Le 30-31/05
Ce matin 20 à 25 nœuds de vent, 2,50m de houle, mais le ciel est clair et l’envie de partir se fait sentir. La navigation dans le canal de Sainte Lucie est donc bien agitée, malgré la voilure restreinte. Le soleil mordant est presque insupportable, vue la force du vent nous ne pouvons mettre de taud. On chope limite une insolation!
Nous découvrons la baie de Marigot, sorte de crique encadrée de terres hautes couvertes de verdure.
L’endroit est beau. A l’entrée des boat boy nous attendent avec leur annexe pour nous louer un coffre ( une bouée). La zone de mouillage étant très réduite et déjà occupée, nous suivons Thomas avec ses dreads et son sourire jusqu’à une bouée. A cette époque, ce n’est plus aussi fréquenté qu’en haute saison.
Pleins de petits vendeurs passent avec des engins flottants, vendeurs de bananes, de mangues, de hachich, de CD de musique, videurs de poubelles… Nous sommes bien sollicités, mais ils ne sont pas trop insistants, ils restent agréables et souriants malgré nos refus.
On ne résiste pas toutefois aux mangues juteuses et aux belles bananes!
Nous retrouvons avec joie une certaine authenticité des îles qui n’est pas sans nous rappeler Antigua.
Ici aussi ça parle Anglais, mais les petits vendeurs ont appris le Français. La Martinique n’étant pas loin, le tourisme passe par là.
C’est un havre de verdure où tout semble pousser sans effort, vue que les reliefs sont assez hauts, ils sont généreusement arrosés par les pluies.

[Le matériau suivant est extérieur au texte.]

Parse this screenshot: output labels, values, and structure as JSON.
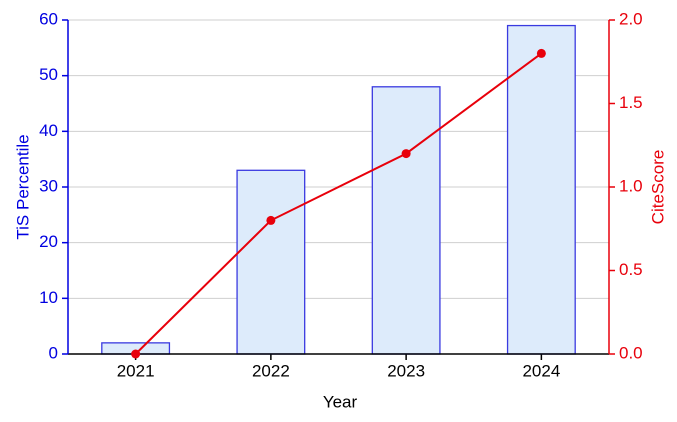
{
  "chart_data": {
    "type": "bar-line",
    "x_label": "Year",
    "y_label": "TiS Percentile",
    "y2_label": "CiteScore",
    "categories": [
      "2021",
      "2022",
      "2023",
      "2024"
    ],
    "series": [
      {
        "type": "bar",
        "color": "#3a3ae0",
        "fill": "#ddebfb",
        "values": [
          2,
          33,
          48,
          59
        ]
      },
      {
        "type": "line",
        "axis": "y2",
        "color": "#e8000b",
        "values": [
          0.0,
          0.8,
          1.2,
          1.8
        ]
      }
    ],
    "ylim": [
      0,
      60
    ],
    "yticks": [
      0,
      10,
      20,
      30,
      40,
      50,
      60
    ],
    "y2lim": [
      0,
      2
    ],
    "y2ticks": [
      {
        "value": 0,
        "label": "0.0"
      },
      {
        "value": 0.5,
        "label": "0.5"
      },
      {
        "value": 1,
        "label": "1.0"
      },
      {
        "value": 1.5,
        "label": "1.5"
      },
      {
        "value": 2,
        "label": "2.0"
      }
    ],
    "grid": true,
    "y_color": "#0000e0",
    "y2_color": "#e8000b"
  }
}
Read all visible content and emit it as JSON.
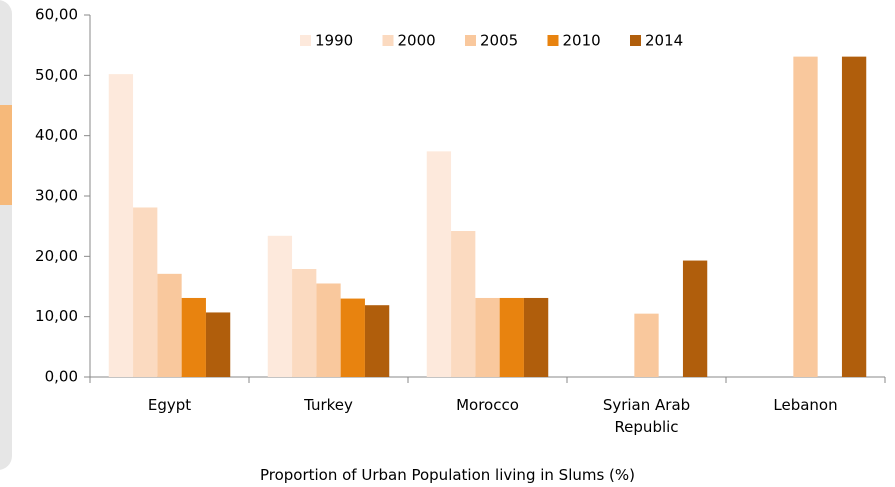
{
  "chart_data": {
    "type": "bar",
    "x_label": "Proportion of Urban Population living in Slums (%)",
    "categories": [
      "Egypt",
      "Turkey",
      "Morocco",
      "Syrian Arab Republic",
      "Lebanon"
    ],
    "series": [
      {
        "name": "1990",
        "color": "#fde9dc",
        "values": [
          50.2,
          23.4,
          37.4,
          null,
          null
        ]
      },
      {
        "name": "2000",
        "color": "#fbdac0",
        "values": [
          28.1,
          17.9,
          24.2,
          null,
          null
        ]
      },
      {
        "name": "2005",
        "color": "#f9c89d",
        "values": [
          17.1,
          15.5,
          13.1,
          10.5,
          53.1
        ]
      },
      {
        "name": "2010",
        "color": "#e8830f",
        "values": [
          13.1,
          13.0,
          13.1,
          null,
          null
        ]
      },
      {
        "name": "2014",
        "color": "#b05e0c",
        "values": [
          10.7,
          11.9,
          13.1,
          19.3,
          53.1
        ]
      }
    ],
    "ylim": [
      0,
      60
    ],
    "yticks": [
      {
        "value": 0,
        "label": "0,00"
      },
      {
        "value": 10,
        "label": "10,00"
      },
      {
        "value": 20,
        "label": "20,00"
      },
      {
        "value": 30,
        "label": "30,00"
      },
      {
        "value": 40,
        "label": "40,00"
      },
      {
        "value": 50,
        "label": "50,00"
      },
      {
        "value": 60,
        "label": "60,00"
      }
    ],
    "legend": "top"
  }
}
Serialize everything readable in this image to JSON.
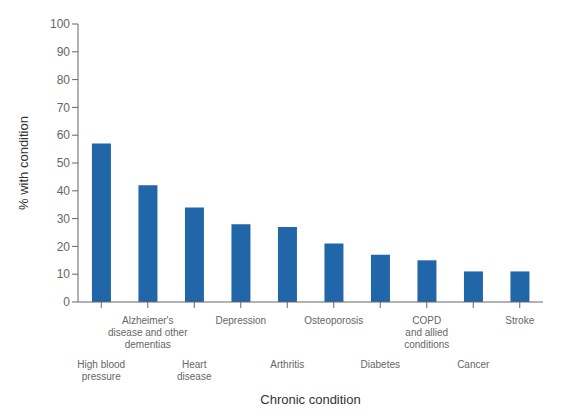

Le lendemain nous arrivons à nous mettre au mouillage et partons marcher sur les hauteurs dans la nature parfumée et luxuriante.
Lettre du 1er Juin
Bonjour à tous,
Voilà un an que nous sommes partis.
Nous avons parcouru 6 500 miles soit 11 700 km.
Cela représente la moitié du chemin pour se rendre dans les îles du Pacifique.
Voyager en bateau nécessite beaucoup de temps, surtout si l’on veut visiter les pays par lesquels nous passons.
Le temps est la base indispensable et sa notion diffère de celle à terre.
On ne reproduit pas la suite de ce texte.